A BP spokesman said later that he believed the press release and website were a "hoax" and the web site was not the real portal of the organisation it supported. Similarly a Shell spokeswoman checked out the claims and came back saying: "From what we understand this is a bogus press release."
Greenpeace also believed the web site and press release were a hoax and said this kind of protest was not dissimilar to its own direct actions and could be an effective way of drawing attention to corporations which act in an "unacceptable" way.

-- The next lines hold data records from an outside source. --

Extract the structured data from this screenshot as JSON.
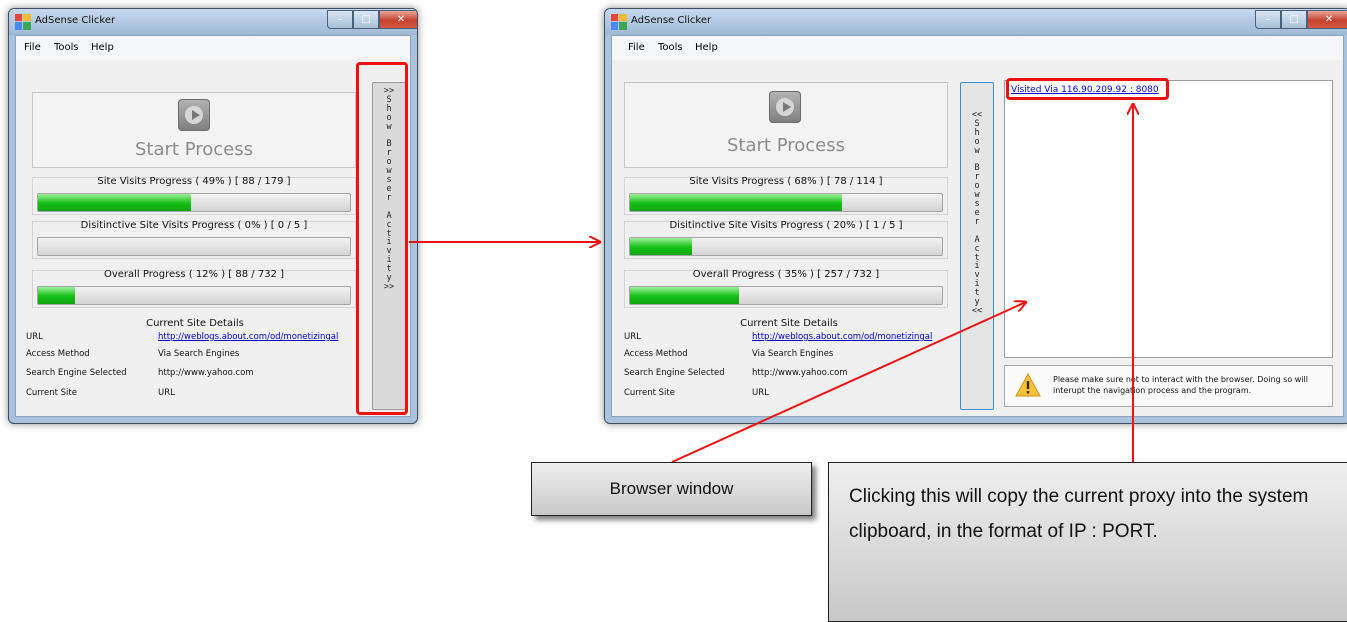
{
  "window": {
    "title": "AdSense Clicker"
  },
  "menu": [
    "File",
    "Tools",
    "Help"
  ],
  "left_window": {
    "start_label": "Start Process",
    "site_visits": {
      "label": "Site Visits Progress ( 49% ) [ 88 / 179 ]",
      "progress": 0.49
    },
    "distinctive_visits": {
      "label": "Disitinctive Site Visits Progress ( 0% ) [ 0 / 5 ]",
      "progress": 0.0
    },
    "overall": {
      "label": "Overall Progress ( 12% ) [ 88 / 732 ]",
      "progress": 0.12
    },
    "toggle_text": ">>\nS\nh\no\nw\n \nB\nr\no\nw\ns\ne\nr\n \nA\nc\nt\ni\nv\ni\nt\ny\n>>"
  },
  "right_window": {
    "start_label": "Start Process",
    "site_visits": {
      "label": "Site Visits Progress ( 68% ) [ 78 / 114 ]",
      "progress": 0.68
    },
    "distinctive_visits": {
      "label": "Disitinctive Site Visits Progress ( 20% ) [ 1 / 5 ]",
      "progress": 0.2
    },
    "overall": {
      "label": "Overall Progress ( 35% ) [ 257 / 732 ]",
      "progress": 0.35
    },
    "toggle_text": "<<\nS\nh\no\nw\n \nB\nr\no\nw\ns\ne\nr\n \nA\nc\nt\ni\nv\ni\nt\ny\n<<",
    "visited_link": "Visited Via 116.90.209.92 : 8080",
    "warning": "Please make sure not to interact with the browser. Doing so will interupt the navigation process and the program."
  },
  "details": {
    "title": "Current Site Details",
    "rows": [
      {
        "label": "URL",
        "value": "http://weblogs.about.com/od/monetizingal"
      },
      {
        "label": "Access Method",
        "value": "Via Search Engines"
      },
      {
        "label": "Search Engine Selected",
        "value": "http://www.yahoo.com"
      },
      {
        "label": "Current Site",
        "value": "URL"
      }
    ]
  },
  "callouts": {
    "browser_window": "Browser window",
    "clipboard_note": "Clicking this will copy the current proxy into the system clipboard, in the format of IP : PORT."
  },
  "colors": {
    "annotation": "#ee1111",
    "progress": "#19c219",
    "link": "#0000cc"
  },
  "icons": [
    "app-icon",
    "play-icon",
    "minimize-icon",
    "maximize-icon",
    "close-icon",
    "warning-icon"
  ]
}
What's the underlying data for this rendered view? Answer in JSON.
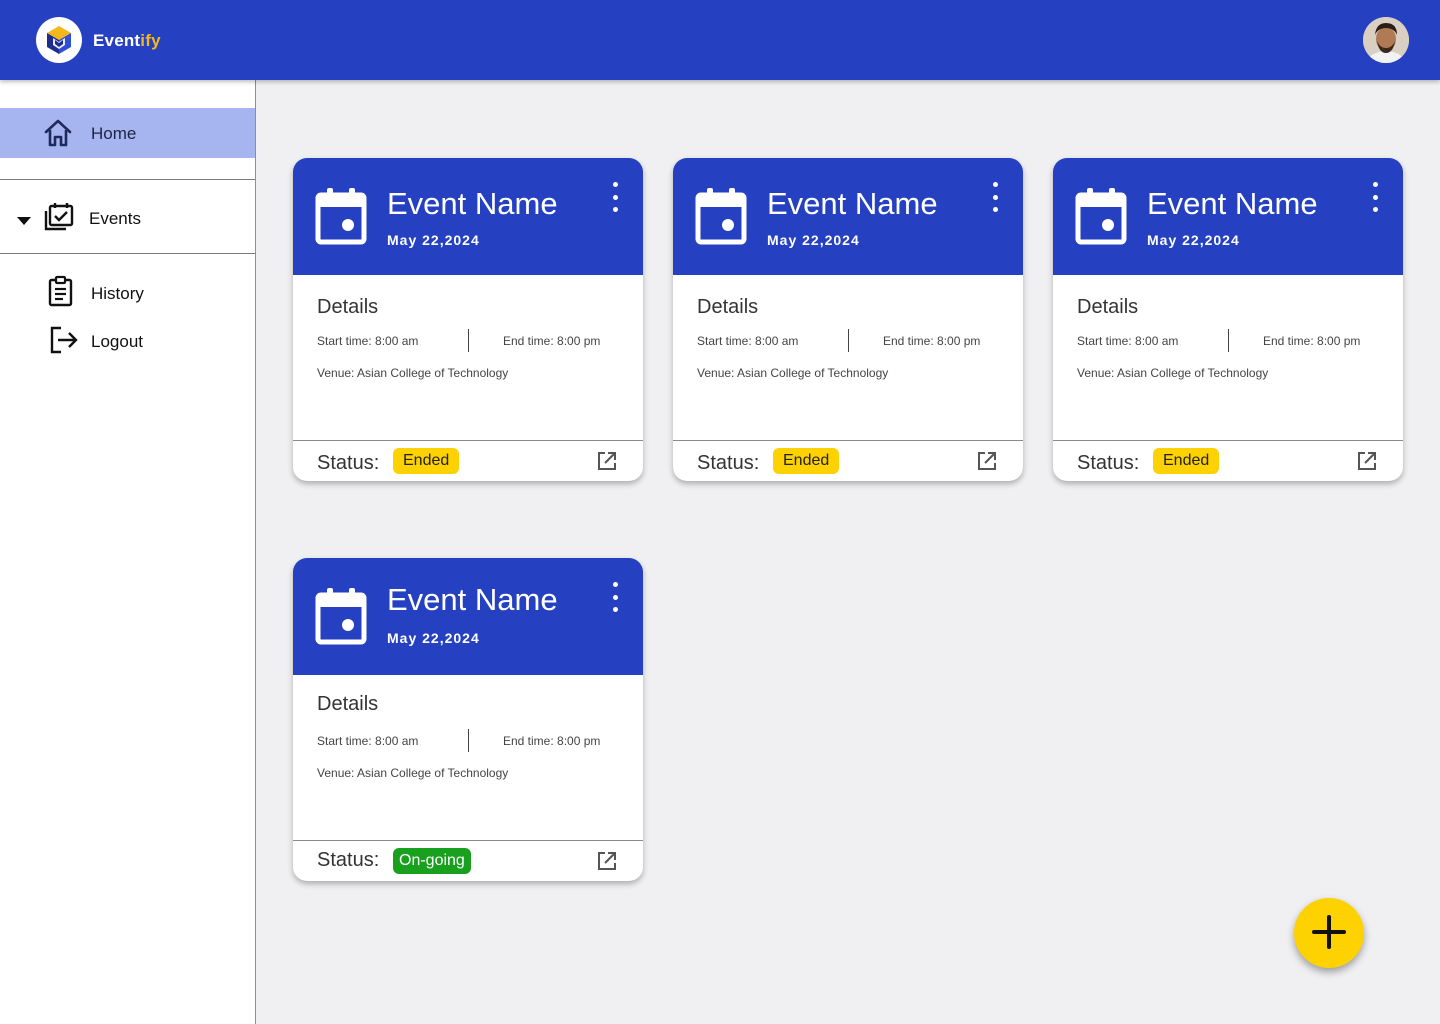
{
  "header": {
    "brand_prefix": "Event",
    "brand_suffix": "ify",
    "logo_icon": "cube-logo-icon",
    "avatar_icon": "user-avatar"
  },
  "sidebar": {
    "items": [
      {
        "label": "Home",
        "icon": "home-icon",
        "active": true
      },
      {
        "label": "Events",
        "icon": "calendar-check-icon",
        "expandable": true
      },
      {
        "label": "History",
        "icon": "clipboard-icon"
      },
      {
        "label": "Logout",
        "icon": "logout-icon"
      }
    ]
  },
  "cards": [
    {
      "title": "Event Name",
      "date": "May 22,2024",
      "details_title": "Details",
      "start_time": "Start time: 8:00 am",
      "end_time": "End time: 8:00 pm",
      "venue": "Venue: Asian College of Technology",
      "status_label": "Status:",
      "status": "Ended"
    },
    {
      "title": "Event Name",
      "date": "May 22,2024",
      "details_title": "Details",
      "start_time": "Start time: 8:00 am",
      "end_time": "End time: 8:00 pm",
      "venue": "Venue: Asian College of Technology",
      "status_label": "Status:",
      "status": "Ended"
    },
    {
      "title": "Event Name",
      "date": "May 22,2024",
      "details_title": "Details",
      "start_time": "Start time: 8:00 am",
      "end_time": "End time: 8:00 pm",
      "venue": "Venue: Asian College of Technology",
      "status_label": "Status:",
      "status": "Ended"
    },
    {
      "title": "Event Name",
      "date": "May 22,2024",
      "details_title": "Details",
      "start_time": "Start time: 8:00 am",
      "end_time": "End time: 8:00 pm",
      "venue": "Venue: Asian College of Technology",
      "status_label": "Status:",
      "status": "On-going"
    }
  ],
  "fab": {
    "icon": "plus-icon"
  },
  "colors": {
    "primary": "#2541c1",
    "accent": "#f5b81c",
    "nav_active": "#a6b4f0",
    "status_ended": "#fed100",
    "status_ongoing": "#19a01f",
    "background": "#f0f0f2"
  }
}
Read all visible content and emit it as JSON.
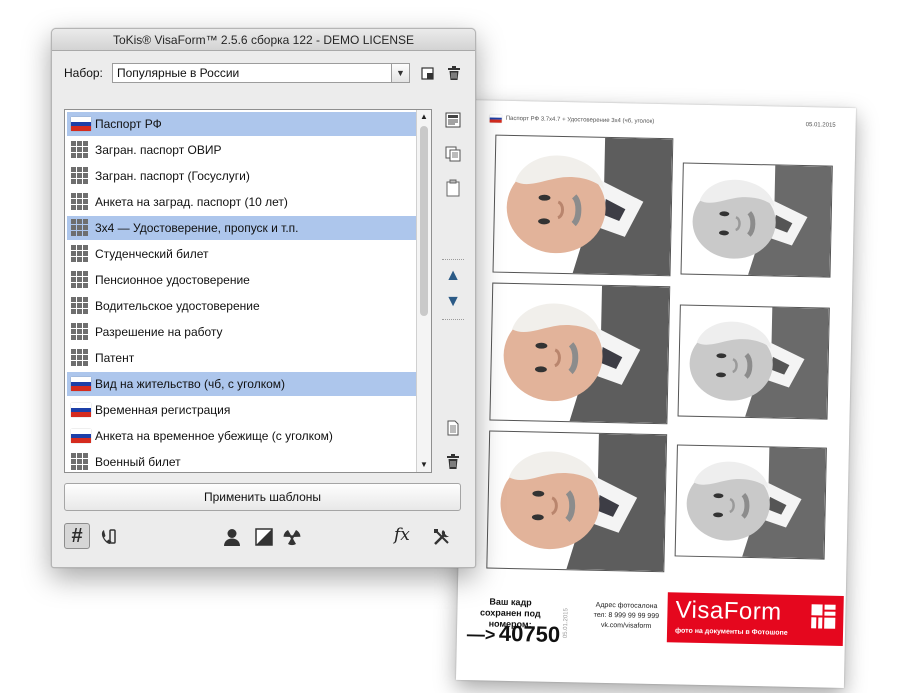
{
  "app": {
    "title": "ToKis® VisaForm™ 2.5.6 сборка 122 - DEMO LICENSE"
  },
  "set_selector": {
    "label": "Набор:",
    "value": "Популярные в России"
  },
  "templates": [
    {
      "label": "Паспорт РФ",
      "icon": "russian-flag-icon",
      "selected": true
    },
    {
      "label": "Загран. паспорт ОВИР",
      "icon": "grid-icon",
      "selected": false
    },
    {
      "label": "Загран. паспорт (Госуслуги)",
      "icon": "grid-icon",
      "selected": false
    },
    {
      "label": "Анкета на заград. паспорт (10 лет)",
      "icon": "grid-icon",
      "selected": false
    },
    {
      "label": "3x4 — Удостоверение, пропуск и т.п.",
      "icon": "grid-icon",
      "selected": true
    },
    {
      "label": "Студенческий билет",
      "icon": "grid-icon",
      "selected": false
    },
    {
      "label": "Пенсионное удостоверение",
      "icon": "grid-icon",
      "selected": false
    },
    {
      "label": "Водительское удостоверение",
      "icon": "grid-icon",
      "selected": false
    },
    {
      "label": "Разрешение на работу",
      "icon": "grid-icon",
      "selected": false
    },
    {
      "label": "Патент",
      "icon": "grid-icon",
      "selected": false
    },
    {
      "label": "Вид на жительство (чб, с уголком)",
      "icon": "russian-flag-icon",
      "selected": true
    },
    {
      "label": "Временная регистрация",
      "icon": "russian-flag-icon",
      "selected": false
    },
    {
      "label": "Анкета на временное убежище (с уголком)",
      "icon": "russian-flag-icon",
      "selected": false
    },
    {
      "label": "Военный билет",
      "icon": "grid-icon",
      "selected": false
    }
  ],
  "apply_button": "Применить шаблоны",
  "toolbar_icons": [
    "grid-toggle-icon",
    "phone-icon",
    "person-icon",
    "contrast-icon",
    "radiation-icon",
    "fx-icon",
    "tools-icon"
  ],
  "fx_label": "fx",
  "preview": {
    "header_title": "Паспорт РФ 3.7x4.7 + Удостоверение 3x4 (чб, уголок)",
    "header_date": "05.01.2015",
    "saved_text": "Ваш кадр сохранен под номером:",
    "arrow": "—>",
    "frame_number": "40750",
    "vertical_date": "05.01.2015",
    "studio_lines": [
      "Адрес фотосалона",
      "тел: 8 999 99 99 999",
      "vk.com/visaform"
    ],
    "logo_word": "VisaForm",
    "logo_tagline": "фото на документы в Фотошопе"
  },
  "colors": {
    "selection": "#adc6ec",
    "logo_red": "#e5071e",
    "flag_white": "#ffffff",
    "flag_blue": "#1c3fa8",
    "flag_red": "#d52b1e"
  }
}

The environmental group questioned whether the web site had been created by the Yes Men, activists who specialise in dressing up and pretending to be oil executives and making outrageous statements.
In a recent event in Canada, the Yes Men posed as executives from ExxonMobil and the National Petroleum Council (NPC) and delivered a satirical speech to 300 delegates at Canada's largest oil conference, GO-EXPO.
The NPC imposter said US and Canadian oil policies - especially the tar sands schemes in Alberta - would increase the chances of global calamities but reassured the audience that the oil industry could keep "fuel flowing" by transforming people who die into oil. "We need something like whales but infinitely more abundant," said "NPC rep" Shepard Wolff, actually Andy Bichlbaum of the Yes Men before being bundled away by security officers and handed over to Calgary police officers.
Tom Simmons, named as a spokesman for the USCAP press release and attached to a public relations firm called Parsons & Fischer, insisted he was unaware of being involved in any hoax. "Thank you for bringing this to my attention," he said. "I will have to make some inquiries of my own."